Bat Woman raised an eyebrow: "I take it that was a period of low budget ceilings for the Brigade?"
"Well, yes. The Music Blaster was part of the Unfreedom Brigands, a group consisting of him, Scat Man, Arn-Uld 1000, Captain Pork and Tweeky the Kitsch Robot."
"Crossovers much? Am I to take it that this is an Unfreedom Brigand revival?"
"Probably." Captain Swift sighed.
Several kilometres away, Captain John. C. Pork, corpulent disgracefully discharged captain of the Starship Unimpressed had gotten stuck in the doorway again:
"Oh. Damn this. Anorexic. Doorway!"
"Bidet bidet bidet try losing some weight, Porko."
"Where. Is. Our. Glorious Leader. Scat.Man?"
"Bidet bidet bidet there he comes now."
"So. Whun are we going to destroy Der Freedumb Brigade?" Arn-Uld 1000, the hulking gigantic naked sex robot from the future asked.
"Bidet bidet bidet, yes, when, Scat Man?"
"Will. Someone. Get me. Out of. This Doorway?" Captain Pork complained.
"The Unfreedom Brigands are currently broadcasting bad seventies Christian muzak at the Blue House. Soon the Great Orangutan will go round the twist and order nuclear strikes on everywhere! Diddly diddly scat do wah bop."
"Unless the Freedom Brigade tumble to our cunning plan."
At that convenient moment, the door blew off its hinges and Captain Swift, Bat Woman and Princess Power stood silhouetted against the daylight:
"Surrender or face an unconvincingly choreographed fight scene, Unfreedom Brigands!" Captain Swift proclaimed.
"Huh. Zere is onlee three of you unt five of us!" Arn-Uld 1000 said, and with naked ambition (...) strode solidly toward the three FBUS members.
"Arn-Uld, you shouldn't be here. Your timeline was wiped out and sex robots like you don't exist any longer." Princess Power exclaimed.
"Bidet bidet bidet bidet what about me? You always neglect me bidet bidet bidet CLANK." In a matter of seconds, Captain Swift had dismantled the incredibly annoying small renegade robot and mailed him back to Duck Dodgers in the 24 1/2th Century, with a stamp marked never return.
"I. Am. A. Match For You. Enormous. Amazon." Captain Pork had finally escaped the unhelpful doorway and lumbered toward Princess Power. However, she charged him and with her superpowered belly, he bounced off her and into a conveniently placed antiquated seventies computer suite.
"Oh no, you weren't, Porky.
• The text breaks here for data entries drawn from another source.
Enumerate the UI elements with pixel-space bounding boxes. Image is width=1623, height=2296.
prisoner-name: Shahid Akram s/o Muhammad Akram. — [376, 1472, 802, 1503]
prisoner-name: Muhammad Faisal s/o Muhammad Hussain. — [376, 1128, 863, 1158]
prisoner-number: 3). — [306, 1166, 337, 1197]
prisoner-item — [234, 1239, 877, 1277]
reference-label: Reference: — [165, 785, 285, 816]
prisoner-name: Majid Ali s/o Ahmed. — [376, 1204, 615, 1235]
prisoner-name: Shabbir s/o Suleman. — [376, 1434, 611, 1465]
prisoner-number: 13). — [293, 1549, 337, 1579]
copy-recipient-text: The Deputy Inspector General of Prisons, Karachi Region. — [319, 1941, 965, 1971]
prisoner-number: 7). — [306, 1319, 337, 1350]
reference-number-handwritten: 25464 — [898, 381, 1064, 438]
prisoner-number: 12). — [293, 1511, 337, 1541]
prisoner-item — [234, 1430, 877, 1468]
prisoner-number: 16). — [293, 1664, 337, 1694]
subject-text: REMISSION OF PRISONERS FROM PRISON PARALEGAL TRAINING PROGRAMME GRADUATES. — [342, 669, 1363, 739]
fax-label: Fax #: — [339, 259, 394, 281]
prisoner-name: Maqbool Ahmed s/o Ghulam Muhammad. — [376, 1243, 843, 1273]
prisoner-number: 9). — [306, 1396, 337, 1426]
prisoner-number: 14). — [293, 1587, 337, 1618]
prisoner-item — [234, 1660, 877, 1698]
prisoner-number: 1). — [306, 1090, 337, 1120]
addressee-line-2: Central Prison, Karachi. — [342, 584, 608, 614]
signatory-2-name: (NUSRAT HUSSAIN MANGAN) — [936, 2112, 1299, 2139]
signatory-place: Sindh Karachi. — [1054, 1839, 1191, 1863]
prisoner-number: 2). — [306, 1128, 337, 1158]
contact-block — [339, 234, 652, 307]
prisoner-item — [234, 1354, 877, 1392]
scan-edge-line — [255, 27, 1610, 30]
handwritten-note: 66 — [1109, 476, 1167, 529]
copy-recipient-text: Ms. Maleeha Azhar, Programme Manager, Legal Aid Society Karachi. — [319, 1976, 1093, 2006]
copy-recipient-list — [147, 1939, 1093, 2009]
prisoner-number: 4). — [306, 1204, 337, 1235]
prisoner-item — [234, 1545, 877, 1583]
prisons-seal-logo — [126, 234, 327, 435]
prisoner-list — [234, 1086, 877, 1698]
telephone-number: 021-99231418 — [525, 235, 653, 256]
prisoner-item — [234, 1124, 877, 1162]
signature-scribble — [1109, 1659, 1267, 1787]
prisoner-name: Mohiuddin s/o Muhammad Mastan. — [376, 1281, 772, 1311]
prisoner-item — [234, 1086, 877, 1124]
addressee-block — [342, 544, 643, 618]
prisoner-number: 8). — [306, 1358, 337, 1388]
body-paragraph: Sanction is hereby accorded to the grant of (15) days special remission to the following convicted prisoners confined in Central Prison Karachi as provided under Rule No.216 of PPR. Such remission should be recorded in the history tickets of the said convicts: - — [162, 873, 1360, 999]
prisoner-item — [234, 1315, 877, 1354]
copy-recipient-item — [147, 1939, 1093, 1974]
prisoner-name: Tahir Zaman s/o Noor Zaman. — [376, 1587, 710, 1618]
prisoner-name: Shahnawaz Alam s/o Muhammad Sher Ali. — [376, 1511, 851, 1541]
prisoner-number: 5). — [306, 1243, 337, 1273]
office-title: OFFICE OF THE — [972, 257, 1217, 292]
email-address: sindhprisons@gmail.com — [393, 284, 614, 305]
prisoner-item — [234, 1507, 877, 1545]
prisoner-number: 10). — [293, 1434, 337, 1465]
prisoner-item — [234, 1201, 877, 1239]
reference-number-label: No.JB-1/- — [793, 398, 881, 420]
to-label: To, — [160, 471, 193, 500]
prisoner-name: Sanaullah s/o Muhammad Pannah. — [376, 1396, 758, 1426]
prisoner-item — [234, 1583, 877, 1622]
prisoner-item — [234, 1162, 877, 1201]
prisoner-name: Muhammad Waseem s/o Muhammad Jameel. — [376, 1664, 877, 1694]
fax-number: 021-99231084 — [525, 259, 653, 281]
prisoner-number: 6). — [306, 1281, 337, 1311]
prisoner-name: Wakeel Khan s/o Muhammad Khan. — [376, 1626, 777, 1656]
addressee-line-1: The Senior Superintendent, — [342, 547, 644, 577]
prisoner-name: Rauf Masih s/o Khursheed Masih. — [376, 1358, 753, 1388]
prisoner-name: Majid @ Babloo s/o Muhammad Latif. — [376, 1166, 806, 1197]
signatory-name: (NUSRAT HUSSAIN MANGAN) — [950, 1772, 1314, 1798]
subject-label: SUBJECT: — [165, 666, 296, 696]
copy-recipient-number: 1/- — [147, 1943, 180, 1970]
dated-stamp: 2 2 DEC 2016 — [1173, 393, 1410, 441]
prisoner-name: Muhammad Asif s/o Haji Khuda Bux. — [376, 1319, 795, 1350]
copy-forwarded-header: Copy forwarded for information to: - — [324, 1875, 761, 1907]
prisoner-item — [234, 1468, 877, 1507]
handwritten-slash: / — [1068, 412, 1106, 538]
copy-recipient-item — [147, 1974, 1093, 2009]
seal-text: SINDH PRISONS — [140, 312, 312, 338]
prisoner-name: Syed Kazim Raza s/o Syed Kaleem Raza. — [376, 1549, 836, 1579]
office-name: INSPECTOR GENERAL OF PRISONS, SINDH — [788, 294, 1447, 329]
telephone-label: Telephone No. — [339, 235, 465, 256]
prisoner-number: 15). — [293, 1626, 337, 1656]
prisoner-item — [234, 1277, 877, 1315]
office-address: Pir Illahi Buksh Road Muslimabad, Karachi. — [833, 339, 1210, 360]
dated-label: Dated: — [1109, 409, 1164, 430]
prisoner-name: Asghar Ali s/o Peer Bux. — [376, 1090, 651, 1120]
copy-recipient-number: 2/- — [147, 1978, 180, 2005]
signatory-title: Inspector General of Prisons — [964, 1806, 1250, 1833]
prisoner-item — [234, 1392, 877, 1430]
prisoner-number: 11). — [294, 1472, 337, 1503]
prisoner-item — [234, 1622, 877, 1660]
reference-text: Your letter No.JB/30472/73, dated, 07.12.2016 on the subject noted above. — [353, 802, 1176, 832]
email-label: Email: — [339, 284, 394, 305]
Which only leaves Arn-Uld, Scat Man and the Music Blaster standing." Bat Woman engineered a feedback loop and the Music Blaster sank to his legs, screeching, as the bad seventies Christian muzak feedback permeated their headquarters, while Captain Swift reprogrammed Arn-Uld 1000 with his old sexbot routines, neutralising him as the familiar codes overrode his consequent upgrade.
Scat Man took up his saxphone: "Diddly diddly wop. I was always the deadliest member of the Unfreedom Brigands. You cannot fight my Scat Routine of Death!"
"He does have a point. His unpleasant scat rhythms outpace my superspeed, Princess Power isn't immune to 'em and Bat Woman... hey, that's right, he's part of your rogues gallery."
"Fortunately, I paid for the Bat Girls to have saxophone lessons. Bat Girls! Ensemble formation!" The Bat Girls surrounded Scat Man and the scale of their ensemble drowned out the discord of his malevolent music. It gave Captain Swift and Bat Woman time to crush the Scat Man's saxophone and bring him to justice. This left the Freedom Brigade with a moral dilemmma:
"What do we do about Arn-Uld 1000? He's reverted to a sexbot. Oooh. Wait a minute. Lady Liberty will like this..."
And so it was that their other Amazon crew member got a hulking large naked robot with a ribbon tied securely over an anatomical bit. Lady Liberty was indeed enthralled, and made frequent use of her gift. Unfortunately, she used it so often that it wore out within six months.